Business owners are responsible for the maintenance of their space and for ensuring the business operates with respect to fire safety.
Definition of Owner
The Ontario Fire Code defines “owner” as any person, firm or corporation having control over any portion of the building or property under consideration and includes the person in the building or property. Therefore, whether a business owner owns the building, or simply operates a business within a building, business owners have obligations with respect to fire safety for which they can be held accountable.
The Fire Protection and Prevention Act (FPPA) allows a fire prevention officer to enter and inspect without a warrant any land or premise for the purpose of assessing fire safety. The power to enter and inspect can be exercised at all reasonable times.
The Ontario Fire Code is recognized as a minimum standard to which buildings and businesses must adhere. In every inspection, compliance with the Ontario Fire Code is a fire department’s ultimate goal. Once a building or business is recognized by a Fire Prevention Officer to be in contravention of the Ontario Fire Code, the officer will issue an order or an inspection report identifying the offence and a date by which the deficiency must be remedied.
The Ontario Fire Code is a provincial regulation. All fire departments in Ontario are expected to enforce the Fire Code. However, municipalities have the right to pass by-laws that may be different from one municipality to the next. For example, many municipalities have by-laws pertaining to open air burning and to the use and sale of fireworks.
Violations and Consequences
Sometimes, the severity of the offence or the tendency of the business or building to be continually out of compliance causes the fire department to pursue penalties under the Provincial Offences Act by means of issuing a ticket, or by serving a summons requiring a person or business to appear in Provincial Offences Court.
In these cases, if found guilty of a contravention of the Ontario Fire Code, a person or a director of a corporation can be liable to a fine up to $50,000. The corporation can be liable to a fine of up to $100,000.
The time frame for compliance depends on the nature of the work that needs to be completed and the urgency with respect to fire and life safety. Typically smoke alarm and carbon monoxide (CO) alarm deficiencies are required to be remedied the same day the infraction has been noted by the officer. However, if the work requires any kind of construction, a building permit may be required by the owner. The time frame for compliance will reflect a period of time the officer considers reasonable to complete the work including obtaining a building permit.

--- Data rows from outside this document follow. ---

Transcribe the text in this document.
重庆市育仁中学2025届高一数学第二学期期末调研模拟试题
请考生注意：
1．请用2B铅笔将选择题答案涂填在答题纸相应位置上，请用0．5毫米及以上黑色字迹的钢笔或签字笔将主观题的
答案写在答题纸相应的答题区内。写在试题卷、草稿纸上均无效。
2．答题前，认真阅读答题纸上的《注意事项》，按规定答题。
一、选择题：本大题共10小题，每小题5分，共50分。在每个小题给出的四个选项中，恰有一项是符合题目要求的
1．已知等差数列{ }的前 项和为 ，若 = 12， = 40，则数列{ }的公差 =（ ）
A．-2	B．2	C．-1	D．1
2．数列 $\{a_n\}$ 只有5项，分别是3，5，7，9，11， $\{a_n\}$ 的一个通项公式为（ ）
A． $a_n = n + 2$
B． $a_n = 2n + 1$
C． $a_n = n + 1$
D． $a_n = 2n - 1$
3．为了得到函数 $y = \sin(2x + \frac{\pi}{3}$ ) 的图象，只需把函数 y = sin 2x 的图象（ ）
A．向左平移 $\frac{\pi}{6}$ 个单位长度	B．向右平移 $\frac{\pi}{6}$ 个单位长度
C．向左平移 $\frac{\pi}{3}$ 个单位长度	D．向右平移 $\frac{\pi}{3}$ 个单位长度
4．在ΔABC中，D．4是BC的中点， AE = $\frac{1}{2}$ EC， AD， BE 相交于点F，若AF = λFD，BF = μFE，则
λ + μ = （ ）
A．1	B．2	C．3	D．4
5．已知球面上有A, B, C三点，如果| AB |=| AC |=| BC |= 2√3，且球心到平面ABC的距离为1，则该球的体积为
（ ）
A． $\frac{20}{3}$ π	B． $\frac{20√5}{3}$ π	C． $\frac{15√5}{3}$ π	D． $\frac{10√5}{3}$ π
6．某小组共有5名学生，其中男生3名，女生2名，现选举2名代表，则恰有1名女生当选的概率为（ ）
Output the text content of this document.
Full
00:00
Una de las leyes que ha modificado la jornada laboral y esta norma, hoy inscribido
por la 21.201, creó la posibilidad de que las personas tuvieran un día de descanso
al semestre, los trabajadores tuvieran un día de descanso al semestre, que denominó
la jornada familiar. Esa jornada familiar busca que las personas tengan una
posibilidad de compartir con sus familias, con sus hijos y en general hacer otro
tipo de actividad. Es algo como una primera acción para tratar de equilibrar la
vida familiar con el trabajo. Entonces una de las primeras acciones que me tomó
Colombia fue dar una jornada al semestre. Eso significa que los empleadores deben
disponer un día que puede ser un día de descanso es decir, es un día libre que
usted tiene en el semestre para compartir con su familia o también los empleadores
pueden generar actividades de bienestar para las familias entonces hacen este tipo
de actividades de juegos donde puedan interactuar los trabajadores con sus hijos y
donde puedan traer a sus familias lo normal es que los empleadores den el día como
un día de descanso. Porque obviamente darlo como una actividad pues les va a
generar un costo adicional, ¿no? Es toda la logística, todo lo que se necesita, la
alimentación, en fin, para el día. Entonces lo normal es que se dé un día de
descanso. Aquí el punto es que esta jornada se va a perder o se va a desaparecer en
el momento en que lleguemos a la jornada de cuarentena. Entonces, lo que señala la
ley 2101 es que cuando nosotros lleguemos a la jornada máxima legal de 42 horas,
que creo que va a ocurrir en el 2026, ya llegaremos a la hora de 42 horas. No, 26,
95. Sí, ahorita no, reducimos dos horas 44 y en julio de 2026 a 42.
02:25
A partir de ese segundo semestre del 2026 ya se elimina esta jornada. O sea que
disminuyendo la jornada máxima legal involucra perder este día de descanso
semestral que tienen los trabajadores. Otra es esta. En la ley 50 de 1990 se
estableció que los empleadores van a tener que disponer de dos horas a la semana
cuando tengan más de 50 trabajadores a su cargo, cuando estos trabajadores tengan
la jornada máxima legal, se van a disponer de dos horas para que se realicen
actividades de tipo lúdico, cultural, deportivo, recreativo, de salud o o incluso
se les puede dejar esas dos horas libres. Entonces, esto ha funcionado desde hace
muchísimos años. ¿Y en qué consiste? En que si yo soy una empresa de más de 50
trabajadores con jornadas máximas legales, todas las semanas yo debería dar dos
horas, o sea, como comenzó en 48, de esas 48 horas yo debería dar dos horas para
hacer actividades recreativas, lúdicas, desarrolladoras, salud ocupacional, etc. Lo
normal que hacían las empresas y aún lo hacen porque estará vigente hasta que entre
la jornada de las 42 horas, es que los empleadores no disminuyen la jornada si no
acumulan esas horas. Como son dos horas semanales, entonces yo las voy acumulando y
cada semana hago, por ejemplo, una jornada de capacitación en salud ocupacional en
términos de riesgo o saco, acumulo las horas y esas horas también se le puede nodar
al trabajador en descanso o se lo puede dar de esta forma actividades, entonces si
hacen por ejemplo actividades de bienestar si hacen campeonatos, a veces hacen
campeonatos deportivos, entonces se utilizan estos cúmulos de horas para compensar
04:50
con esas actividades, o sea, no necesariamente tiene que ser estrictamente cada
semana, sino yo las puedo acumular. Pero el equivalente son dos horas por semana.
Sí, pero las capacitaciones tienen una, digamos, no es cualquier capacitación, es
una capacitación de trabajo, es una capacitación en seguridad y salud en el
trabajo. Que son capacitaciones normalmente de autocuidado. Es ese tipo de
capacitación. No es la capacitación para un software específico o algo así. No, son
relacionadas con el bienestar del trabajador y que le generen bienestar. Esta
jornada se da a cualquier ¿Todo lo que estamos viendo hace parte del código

It’s vital to keep records when tests or corrective measures required by the Fire Code are carried out, such as:
- Annual inspections of smoke and CO alarms
- Emergency lighting tests
- Fire alarm annual inspections
- Sprinkler annual inspections
- Portable extinguisher annual inspections
- Commercial kitchen suppression system six-month inspection
A copy of the records must be maintained at the building for examination by the fire department if requested. Records of maintenance, checks, tests and inspections like those listed above must be maintained for at least two years after being prepared.
Fire Safety Plans
The Ontario Fire Code, Div. B, Section 2.8 provides for the required preparation, approval and implementation of a fire safety plan for most buildings and occupancies.